Q: How can that depth be reimagined?

There are classic stages that movements go through that I know from my own experience in 1960s or the 1980s. So now you need to move to Occupy 2.0 or 3.0 even. You start to slough off some of the worship of anarchic non-authority. I have bad news for you. You are not durable against a system that is built entirely on authority and that has money, power and time on its side.

I think there needs to be some agreement that we are going to organize, we are going to have a structure and we are going to maintain minimum democratic limits on it in terms of election and recall. We are going to have to create a class of leaders who will reach decisions that we will be disciplined enough to follow in most cases; we will have a high threshold for disagreement.

Secondly, we must have a series of concrete proposals with some evidence of what the impact of those proposals is. It can’t just be repeal the Bush Tax cuts. On the front-end, there is an issue of how you can use the taxes and regulations to alter the flow of money into the various classes and on the back end, there is the role of labor unions, minimum wages or compensatory tariff among many other things. That’s just a short list. There is a set of complex issues.
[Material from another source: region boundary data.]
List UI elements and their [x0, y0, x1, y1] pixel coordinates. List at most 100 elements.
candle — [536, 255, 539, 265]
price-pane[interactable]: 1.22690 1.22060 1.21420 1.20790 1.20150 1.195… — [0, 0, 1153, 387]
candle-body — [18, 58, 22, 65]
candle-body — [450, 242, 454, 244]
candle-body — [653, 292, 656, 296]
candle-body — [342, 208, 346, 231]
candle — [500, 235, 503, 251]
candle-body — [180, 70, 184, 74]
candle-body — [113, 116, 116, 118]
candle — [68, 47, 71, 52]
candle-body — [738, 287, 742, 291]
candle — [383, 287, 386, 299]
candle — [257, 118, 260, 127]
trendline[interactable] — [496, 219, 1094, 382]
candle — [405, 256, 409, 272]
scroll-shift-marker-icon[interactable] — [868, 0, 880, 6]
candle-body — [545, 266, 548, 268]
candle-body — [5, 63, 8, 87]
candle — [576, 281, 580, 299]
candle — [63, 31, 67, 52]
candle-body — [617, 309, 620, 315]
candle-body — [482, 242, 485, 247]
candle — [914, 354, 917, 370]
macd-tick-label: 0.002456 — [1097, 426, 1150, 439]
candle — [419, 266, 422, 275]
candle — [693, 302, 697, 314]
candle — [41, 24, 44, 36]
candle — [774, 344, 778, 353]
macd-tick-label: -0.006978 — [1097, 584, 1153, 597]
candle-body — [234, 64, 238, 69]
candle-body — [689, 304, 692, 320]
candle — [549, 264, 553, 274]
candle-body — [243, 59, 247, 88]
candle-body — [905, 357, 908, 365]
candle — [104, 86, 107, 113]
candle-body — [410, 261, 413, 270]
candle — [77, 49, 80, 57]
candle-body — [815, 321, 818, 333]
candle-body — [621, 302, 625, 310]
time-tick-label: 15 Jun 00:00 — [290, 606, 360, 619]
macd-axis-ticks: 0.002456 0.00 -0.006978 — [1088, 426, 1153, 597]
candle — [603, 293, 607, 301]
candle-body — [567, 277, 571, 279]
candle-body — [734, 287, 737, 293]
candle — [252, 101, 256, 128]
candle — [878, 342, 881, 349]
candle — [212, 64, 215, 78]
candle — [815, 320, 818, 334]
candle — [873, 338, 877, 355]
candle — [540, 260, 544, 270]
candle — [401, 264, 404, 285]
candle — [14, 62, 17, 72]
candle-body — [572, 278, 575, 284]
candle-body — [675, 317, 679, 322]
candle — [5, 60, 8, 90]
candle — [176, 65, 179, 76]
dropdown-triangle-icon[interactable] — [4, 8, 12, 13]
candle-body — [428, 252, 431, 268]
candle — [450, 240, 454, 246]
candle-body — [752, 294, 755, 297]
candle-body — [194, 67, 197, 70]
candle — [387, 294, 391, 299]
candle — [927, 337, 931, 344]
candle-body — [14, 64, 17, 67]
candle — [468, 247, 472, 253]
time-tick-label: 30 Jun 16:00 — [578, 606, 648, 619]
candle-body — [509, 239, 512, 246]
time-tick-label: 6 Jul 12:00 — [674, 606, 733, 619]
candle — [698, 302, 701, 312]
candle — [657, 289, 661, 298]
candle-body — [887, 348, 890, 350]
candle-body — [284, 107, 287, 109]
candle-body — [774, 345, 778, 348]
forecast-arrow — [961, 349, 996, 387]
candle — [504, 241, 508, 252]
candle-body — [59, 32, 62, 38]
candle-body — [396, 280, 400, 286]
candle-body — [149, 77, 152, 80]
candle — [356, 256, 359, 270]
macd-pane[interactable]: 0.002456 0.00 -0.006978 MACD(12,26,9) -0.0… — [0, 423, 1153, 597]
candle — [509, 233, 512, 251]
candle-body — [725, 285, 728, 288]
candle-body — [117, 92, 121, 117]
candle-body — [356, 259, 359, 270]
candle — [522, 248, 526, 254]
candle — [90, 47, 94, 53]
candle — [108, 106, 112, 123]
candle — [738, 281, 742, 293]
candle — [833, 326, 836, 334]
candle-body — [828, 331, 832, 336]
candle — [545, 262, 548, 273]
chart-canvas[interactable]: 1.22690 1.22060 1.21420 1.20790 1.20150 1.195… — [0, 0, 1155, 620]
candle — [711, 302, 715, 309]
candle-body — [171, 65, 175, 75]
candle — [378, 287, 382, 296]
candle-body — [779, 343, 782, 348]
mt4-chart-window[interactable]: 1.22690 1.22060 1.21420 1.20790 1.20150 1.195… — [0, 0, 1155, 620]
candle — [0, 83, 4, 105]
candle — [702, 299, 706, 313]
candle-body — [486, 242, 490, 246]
I don’t want to turn Occupy Wall Street into Occupy Wall Street Policy Seminar 307 because that would be death for a movement, but the leaders of the movement have to be attentive, and move past the debate over one percent and 99 percent. I think there is a rich set of real proposals and the ones I mentioned are just half a dozen.

Q: Are you hopeful?

I am always hopeful. I am 65. I come from a tradition which says it is deeply important not to mourn but to organize. And I have lived through enough movements both in their success and failure; failure itself isn’t discouraging for me. The fact that one movement or one moment fails says nothing about the direction of history. The fundamental [idea] of it is that so often I see people wringing their hands when they have lost a tennis game. It is not the history of tennis. It’s not the tournament. It’s not even the match. We have just lost a game. So, brush the dirt off your knees, get up, dry your eyes, let’s pat each other on the back and get moving. I am sorry. I wish I could be more tragic!